Aiming to change the way we view interior spaces, Lorena Lohr and Louise Benson discuss their new self-published magazine Scenic Views
From the Horst era of Vogue to the Kardashian-clad covers of Architectural Digest, interior design and magazines have existed hand-in-manicured-hand since the early 20th century, but as photographer Lorena Lohr and writer Louise Benson’s new self-published title Scenic Views protests, the lens we view interior spaces through is due a refocus. The pair, whose friendship can be traced back over a decade, have collaborated on producing a magazine that aims to at least preserve the memory of what is not protected.
“I guess it developed very naturally over a number of years of spending time together in places that we started to realise were quite overlooked by a lot of other people. Forgotten places. London cafes or greasy spoons where we might go for a cup of tea, or in New York, maybe old, layered-with-history dive bars that people didn’t seem to care about anymore,” explains Benson. “Occasionally people would show up to places where we were regulars and they’d be gone, replaced by a new burger joint, like an international chain. That happened to us in one place in particular in London, a place called The Stockpot that we used to go to all the time. One day we got there and it was a burger place. We started to wonder what happens when those places go? Is there going to be any record of what so many people were treasuring over the years?”
In their own words, Scenic Views “examines the many different ways that people tell stories through their surroundings, and celebrates the idiosyncratic and highly personal places that are more frequently ignored”. Speaking to the pair it is clear that their magazine is not about lusting after a lifestyle, but comes from a place of anger, and a fear of precious but typically unremarkable spaces falling through the cracks of history. “For us it was about representing a different kind of person, but not so directly as that,” says Benson. She adds, “We wanted to reflect the mood of the kind of places where anyone would be welcome. And not just the people who create them, but people who visit them and build up those layers over time.”
In keeping with the spirit of highlighting the relevance of overlooked everyday experiences, alongside photographs of cafes by Lohr and anonymous images of hotels from around the world, the debut issue showcases the instantly recognisable but rarely exhibited art of British artist Beryl Cook. “She’s a really interesting artist that has been largely ignored by the more established art world,” explains Benson. “Most typically her work has been shared via cheap reproductions like posters and postcards. We were interested in her because largely the way her work has been seen has been on the walls of these cafes or bars that we feel an affinity with in the magazine.”
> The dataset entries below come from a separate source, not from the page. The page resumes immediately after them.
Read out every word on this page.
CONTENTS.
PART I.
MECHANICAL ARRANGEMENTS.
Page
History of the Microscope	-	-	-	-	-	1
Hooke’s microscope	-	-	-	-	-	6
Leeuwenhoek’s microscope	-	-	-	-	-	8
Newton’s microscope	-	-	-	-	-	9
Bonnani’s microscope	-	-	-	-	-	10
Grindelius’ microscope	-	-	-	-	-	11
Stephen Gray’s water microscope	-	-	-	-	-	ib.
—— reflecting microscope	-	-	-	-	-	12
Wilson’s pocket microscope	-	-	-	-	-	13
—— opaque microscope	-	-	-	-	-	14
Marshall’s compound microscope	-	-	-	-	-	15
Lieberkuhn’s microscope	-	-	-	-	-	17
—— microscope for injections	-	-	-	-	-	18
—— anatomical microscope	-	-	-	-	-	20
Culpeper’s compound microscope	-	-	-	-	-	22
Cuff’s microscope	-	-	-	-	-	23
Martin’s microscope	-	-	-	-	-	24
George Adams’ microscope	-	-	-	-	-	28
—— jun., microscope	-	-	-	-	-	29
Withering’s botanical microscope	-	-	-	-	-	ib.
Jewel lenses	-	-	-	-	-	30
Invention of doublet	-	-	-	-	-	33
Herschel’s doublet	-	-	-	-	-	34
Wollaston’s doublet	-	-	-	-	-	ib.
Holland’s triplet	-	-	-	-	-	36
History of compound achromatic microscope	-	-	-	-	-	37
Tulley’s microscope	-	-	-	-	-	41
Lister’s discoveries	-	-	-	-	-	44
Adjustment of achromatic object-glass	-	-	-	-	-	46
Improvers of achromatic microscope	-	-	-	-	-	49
While Benson’s day job is deputy editor of arts title Elephant Magazine, Lohr’s experience as a photographer has seen her embrace the responsibility of self-publication – Scenic Views being her eighth self-published project. She champions it as an essential process for those seeking control of their artistry. When questioned on her experience of the process she states: “It gets quite necessary to do it that way, because otherwise you’re waiting around. You learn to be decisive and you learn that there is more value in being slightly stranded out there and making these decisions, which are permanent. I came out of a place where people were doing that and that’s just how you expressed yourself. You had to get it out, there was no question about waiting for someone.”
As the pair will happily admit, the triannually published magazine has been years in the making. Lohr, when asked to provide one piece of advice to aspiring self-publishers, simply says, “Be careful, but not too careful. Take your time, but not too much.”